A.3 将来的に子どもを望んでいて、パートナーが明確な場合は、卵子凍結ではなく「受精卵凍結」が適切です。受精卵は女性の卵子と男性の精子を合わせたものであり、これを凍結することが可能です。受精卵の方が妊娠率が高く、確実性があります。また、手順に関しても、女性はほぼ卵子凍結と同じ負担を負います。
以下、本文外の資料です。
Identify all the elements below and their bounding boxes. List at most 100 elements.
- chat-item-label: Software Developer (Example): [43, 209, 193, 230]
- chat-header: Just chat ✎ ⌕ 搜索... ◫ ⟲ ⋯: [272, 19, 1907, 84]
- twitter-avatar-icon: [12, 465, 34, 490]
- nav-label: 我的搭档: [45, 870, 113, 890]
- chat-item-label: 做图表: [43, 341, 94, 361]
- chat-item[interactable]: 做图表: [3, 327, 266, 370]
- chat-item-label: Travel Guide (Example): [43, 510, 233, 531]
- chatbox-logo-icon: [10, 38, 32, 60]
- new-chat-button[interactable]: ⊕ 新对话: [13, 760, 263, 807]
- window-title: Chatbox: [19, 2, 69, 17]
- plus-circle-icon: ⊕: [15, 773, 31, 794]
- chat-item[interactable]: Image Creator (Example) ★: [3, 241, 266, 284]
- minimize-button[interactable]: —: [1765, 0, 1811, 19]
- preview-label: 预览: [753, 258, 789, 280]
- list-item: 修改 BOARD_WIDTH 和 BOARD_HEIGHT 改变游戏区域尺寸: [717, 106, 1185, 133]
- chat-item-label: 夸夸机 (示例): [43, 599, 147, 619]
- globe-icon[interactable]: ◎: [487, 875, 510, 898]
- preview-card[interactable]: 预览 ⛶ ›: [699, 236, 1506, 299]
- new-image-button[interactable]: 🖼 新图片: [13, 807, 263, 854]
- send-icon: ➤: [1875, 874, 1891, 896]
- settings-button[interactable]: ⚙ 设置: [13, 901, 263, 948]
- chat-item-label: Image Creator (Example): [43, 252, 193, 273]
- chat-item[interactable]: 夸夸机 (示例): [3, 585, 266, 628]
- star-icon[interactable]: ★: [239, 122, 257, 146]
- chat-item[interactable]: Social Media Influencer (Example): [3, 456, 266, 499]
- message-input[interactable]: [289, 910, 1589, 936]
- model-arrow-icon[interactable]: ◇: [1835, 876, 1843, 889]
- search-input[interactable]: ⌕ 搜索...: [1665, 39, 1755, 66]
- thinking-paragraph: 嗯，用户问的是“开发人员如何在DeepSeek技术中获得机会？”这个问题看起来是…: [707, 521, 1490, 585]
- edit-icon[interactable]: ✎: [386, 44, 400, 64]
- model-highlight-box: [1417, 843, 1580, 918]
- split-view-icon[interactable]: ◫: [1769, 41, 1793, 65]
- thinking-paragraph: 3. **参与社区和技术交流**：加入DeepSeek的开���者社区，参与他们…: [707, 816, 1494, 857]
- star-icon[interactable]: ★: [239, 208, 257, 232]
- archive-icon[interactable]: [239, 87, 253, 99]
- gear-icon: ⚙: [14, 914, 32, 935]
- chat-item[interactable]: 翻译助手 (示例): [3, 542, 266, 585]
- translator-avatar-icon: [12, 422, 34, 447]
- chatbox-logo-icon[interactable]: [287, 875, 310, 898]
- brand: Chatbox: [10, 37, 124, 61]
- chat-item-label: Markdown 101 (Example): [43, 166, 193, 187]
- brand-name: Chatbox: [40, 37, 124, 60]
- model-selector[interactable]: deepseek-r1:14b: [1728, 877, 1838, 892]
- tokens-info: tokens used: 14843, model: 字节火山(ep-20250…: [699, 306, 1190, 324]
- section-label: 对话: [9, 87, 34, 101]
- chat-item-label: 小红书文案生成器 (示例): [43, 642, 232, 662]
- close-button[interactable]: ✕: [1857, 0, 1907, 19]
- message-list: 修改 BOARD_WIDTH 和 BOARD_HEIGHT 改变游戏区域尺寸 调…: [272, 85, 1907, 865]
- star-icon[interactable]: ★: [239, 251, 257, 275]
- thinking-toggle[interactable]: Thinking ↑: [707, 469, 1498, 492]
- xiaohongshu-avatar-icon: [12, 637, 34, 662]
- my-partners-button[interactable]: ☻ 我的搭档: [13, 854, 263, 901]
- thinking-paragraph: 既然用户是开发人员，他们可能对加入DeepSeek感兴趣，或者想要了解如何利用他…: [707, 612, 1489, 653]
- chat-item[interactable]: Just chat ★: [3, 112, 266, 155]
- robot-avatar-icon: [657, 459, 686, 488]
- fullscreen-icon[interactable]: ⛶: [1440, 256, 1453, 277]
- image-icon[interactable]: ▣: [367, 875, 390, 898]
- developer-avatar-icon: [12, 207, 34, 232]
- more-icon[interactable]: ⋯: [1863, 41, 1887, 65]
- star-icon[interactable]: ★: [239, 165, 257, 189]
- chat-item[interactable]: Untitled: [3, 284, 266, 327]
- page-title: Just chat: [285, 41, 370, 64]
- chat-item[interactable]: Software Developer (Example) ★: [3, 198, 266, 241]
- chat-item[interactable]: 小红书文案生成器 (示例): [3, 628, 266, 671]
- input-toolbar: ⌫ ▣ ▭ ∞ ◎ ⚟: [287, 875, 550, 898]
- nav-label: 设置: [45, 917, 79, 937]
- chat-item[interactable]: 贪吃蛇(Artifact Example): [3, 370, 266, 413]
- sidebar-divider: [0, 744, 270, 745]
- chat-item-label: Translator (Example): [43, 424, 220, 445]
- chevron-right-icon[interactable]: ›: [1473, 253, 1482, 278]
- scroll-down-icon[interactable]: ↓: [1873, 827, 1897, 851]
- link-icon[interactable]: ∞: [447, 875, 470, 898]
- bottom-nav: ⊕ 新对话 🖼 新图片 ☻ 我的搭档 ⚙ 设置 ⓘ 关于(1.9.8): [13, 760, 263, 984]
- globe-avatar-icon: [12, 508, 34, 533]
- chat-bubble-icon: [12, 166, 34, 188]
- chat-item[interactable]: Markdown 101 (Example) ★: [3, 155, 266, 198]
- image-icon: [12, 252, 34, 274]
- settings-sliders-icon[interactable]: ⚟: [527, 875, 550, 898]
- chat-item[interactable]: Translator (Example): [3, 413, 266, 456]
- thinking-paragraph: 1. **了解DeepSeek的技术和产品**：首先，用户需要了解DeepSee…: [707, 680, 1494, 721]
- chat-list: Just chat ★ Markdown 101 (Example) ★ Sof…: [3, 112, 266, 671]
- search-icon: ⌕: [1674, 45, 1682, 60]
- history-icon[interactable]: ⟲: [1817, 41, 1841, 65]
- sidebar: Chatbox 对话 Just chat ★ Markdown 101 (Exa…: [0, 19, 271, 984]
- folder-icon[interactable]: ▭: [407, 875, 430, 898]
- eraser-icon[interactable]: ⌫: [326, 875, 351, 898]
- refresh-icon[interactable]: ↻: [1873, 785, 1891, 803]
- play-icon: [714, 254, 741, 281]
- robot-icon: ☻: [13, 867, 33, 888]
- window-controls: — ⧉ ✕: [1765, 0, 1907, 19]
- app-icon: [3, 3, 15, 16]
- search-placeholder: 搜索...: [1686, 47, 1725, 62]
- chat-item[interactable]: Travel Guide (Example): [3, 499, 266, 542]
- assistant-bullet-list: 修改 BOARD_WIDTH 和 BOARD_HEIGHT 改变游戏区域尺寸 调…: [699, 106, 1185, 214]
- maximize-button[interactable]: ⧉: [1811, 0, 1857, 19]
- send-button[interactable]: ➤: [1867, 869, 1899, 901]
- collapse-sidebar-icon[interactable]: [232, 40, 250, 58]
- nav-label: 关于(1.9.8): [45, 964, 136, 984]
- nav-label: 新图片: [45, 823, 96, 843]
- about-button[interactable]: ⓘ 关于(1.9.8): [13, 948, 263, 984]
岡田院長のいる「グレイス杉山クリニックSHIBUYA」明るく開放的なカフェのような空間が広がり、吹き抜けから日の光が差し込むクリニック。若い世代の女性の健康管理や必要な知識を提供し、女性やカップルが気軽に立ち寄れる場所を目指している。
住所:東京都渋谷区渋谷1-23-16 cocoti SHIBUYA 5F
電話:03-6427-5670
診療時間:月・水 8:30-12:30/15:00-19:00
火・木・土 8:30-12:30/14:00-16:00
金 8:30-12:30/14:00-17:00
※祝日のみ9:30-12:30
休診日:日曜
URL:https://grace-sugiyama.jp/
いかがでしたか? 卵子も精子と同じく、新たに生成されると思っていた人もいたのではないでしょうか? 卵子は生まれたときから増えることはなく、むしろ月経によって減少していくことを覚えておきましょう。次回は、「精子凍結」について紹介したいと思います。